Gift establishes annual colloquium, recognizes Sandra Edwards’ contributions to OT profession

Gift establishes annual colloquium, recognizes Sandra Edwards’ contributions to OT profession

By Jill Pease
Sandra Edwards and Al Garcia

Sandra Edwards and Al Garcia

Al Garcia wanted to give his wife, Sandra Edwards, a gift that was truly unique.

“I’ve seen husbands give their spouses diamonds or jewelry, but I wanted to do something that has different value and will be here long after we’re gone,” Garcia said.

With his donation to UF to establish the Sandra Edwards Colloquium in the department of occupational therapy, Garcia honors her decades-long career in occupational therapy practice, education and research while providing an important resource for faculty, students and alumni.

“We believe this investment is something that can live on and help a lot of other people in ways we can’t even understand,” said Edwards, M.A., O.T.R., FAOTA, a UF OT alumna and an occupational therapy professor emerita at Western Michigan University. “It’s much bigger than us.”

The annual Sandra Edwards Colloquium will bring a leading expert in occupational therapy or a related discipline to UF for a guest lecture and meetings with faculty and students.

“This colloquium will enable us to explore issues that affect occupational therapy education, research and practice,” said Joanne Foss, Ph.D., OTR/L, the interim chair of the UF department of occupational therapy and director of the master’s in occupational therapy program. “We would like to invite speakers that promote innovation.”

As the first occupational therapy educational program in the Southeast when it opened in 1958, the UF program has a long history of innovation. Edwards, a Gainesville native and 1965 UF OT graduate, was drawn to the profession for its combination of science and creativity. As a student, she learned from strong female role models, including the department chair, Alice Jantzen, Ph.D., and received sophisticated instruction in anatomy, neurology, orthopedics and psychology.

“All of that training served me very well,” Edwards said. “It was an excellent foundation and I really was able to stay ahead of the pack as a result of it.”

Following graduation, Edwards worked for eight years, primarily in pediatrics, in Boston and California and earned a master’s degree in special education from Western Michigan University in Kalamazoo and clinical certifications from Stanford University, Sensory Integration International and Ranchos Los Amigos Rehabilitation Hospital. With her education and clinical experience, Edwards was well positioned for her next professional move: serving on the occupational therapy faculty at Western Michigan University.

The author of numerous articles published in peer-reviewed OT, medical and engineering journals, Edwards and a former graduate student wrote a chapter in the book “Hand Function and the Child” on the hands of children with Down syndrome.
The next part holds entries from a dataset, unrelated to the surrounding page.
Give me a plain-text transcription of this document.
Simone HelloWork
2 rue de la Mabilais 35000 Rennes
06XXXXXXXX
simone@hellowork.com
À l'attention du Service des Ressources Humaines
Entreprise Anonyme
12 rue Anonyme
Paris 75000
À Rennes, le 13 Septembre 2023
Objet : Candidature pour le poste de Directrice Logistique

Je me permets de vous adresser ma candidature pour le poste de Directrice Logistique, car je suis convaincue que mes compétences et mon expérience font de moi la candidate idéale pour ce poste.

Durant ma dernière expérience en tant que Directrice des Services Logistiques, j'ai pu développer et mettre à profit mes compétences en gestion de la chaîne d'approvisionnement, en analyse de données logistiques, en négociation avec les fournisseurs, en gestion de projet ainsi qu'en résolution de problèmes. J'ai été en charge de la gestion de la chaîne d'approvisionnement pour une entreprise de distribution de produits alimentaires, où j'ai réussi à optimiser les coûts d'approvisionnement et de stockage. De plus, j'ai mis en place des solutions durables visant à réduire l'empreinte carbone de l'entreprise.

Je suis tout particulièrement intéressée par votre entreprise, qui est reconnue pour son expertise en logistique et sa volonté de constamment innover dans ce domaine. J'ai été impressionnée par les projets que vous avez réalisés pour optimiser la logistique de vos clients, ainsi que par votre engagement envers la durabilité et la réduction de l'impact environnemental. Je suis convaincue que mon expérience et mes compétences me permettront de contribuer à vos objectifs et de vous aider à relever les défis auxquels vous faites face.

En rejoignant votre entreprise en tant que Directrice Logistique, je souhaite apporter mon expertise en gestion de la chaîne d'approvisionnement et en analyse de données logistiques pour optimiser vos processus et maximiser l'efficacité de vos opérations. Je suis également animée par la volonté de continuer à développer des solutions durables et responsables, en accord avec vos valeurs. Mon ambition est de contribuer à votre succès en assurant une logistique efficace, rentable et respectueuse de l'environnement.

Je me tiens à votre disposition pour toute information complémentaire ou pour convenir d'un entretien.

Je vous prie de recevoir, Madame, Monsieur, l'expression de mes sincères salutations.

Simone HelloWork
In 2002 she and two former occupational therapy students released the book “Developmental & Functional Hand Grasps,” published by SLACK Books.

Edwards also collaborated with members of Western Michigan’s department of computer and electrical engineering to develop uses for a robotic arm joined to a computer in a haptic, or touch, interface. The team designed software for children with various disabilities, including problems with visual learning, perception and handwriting.

Now in retirement, Edwards is able to pursue some of her other creative pursuits, including world travel, piano performance and visual arts.

Edwards and Garcia, an MIT-trained chemical engineer who retired as director of the bioprocess research and development unit at Pfizer’s facility in Kalamazoo, have also been active in philanthropic efforts, contributing to arts and community groups, as well as the scholarship established in Edwards’ name at Western Michigan. When Edwards and Garcia traveled to Gainesville last fall for Edwards’ induction into UF’s Grand Guard Society, the timing was right to make a donation to the department of occupational therapy.

“Our vision for the gift is that the colloquium speakers will help bring to the University of Florida the kind of diversity of ideas that can only add strength to any educational endeavor,” Garcia said.

The gift is a fitting way to recognize the university and profession that have meant so much in her life, Edwards said.

“Joy, love and compassion are so important and our profession has the opportunity to make that happen with people,” she said. “You work for that in your family, but to have that professionally, it’s extraordinary. I think occupational therapy is a wonderful profession, I really do.”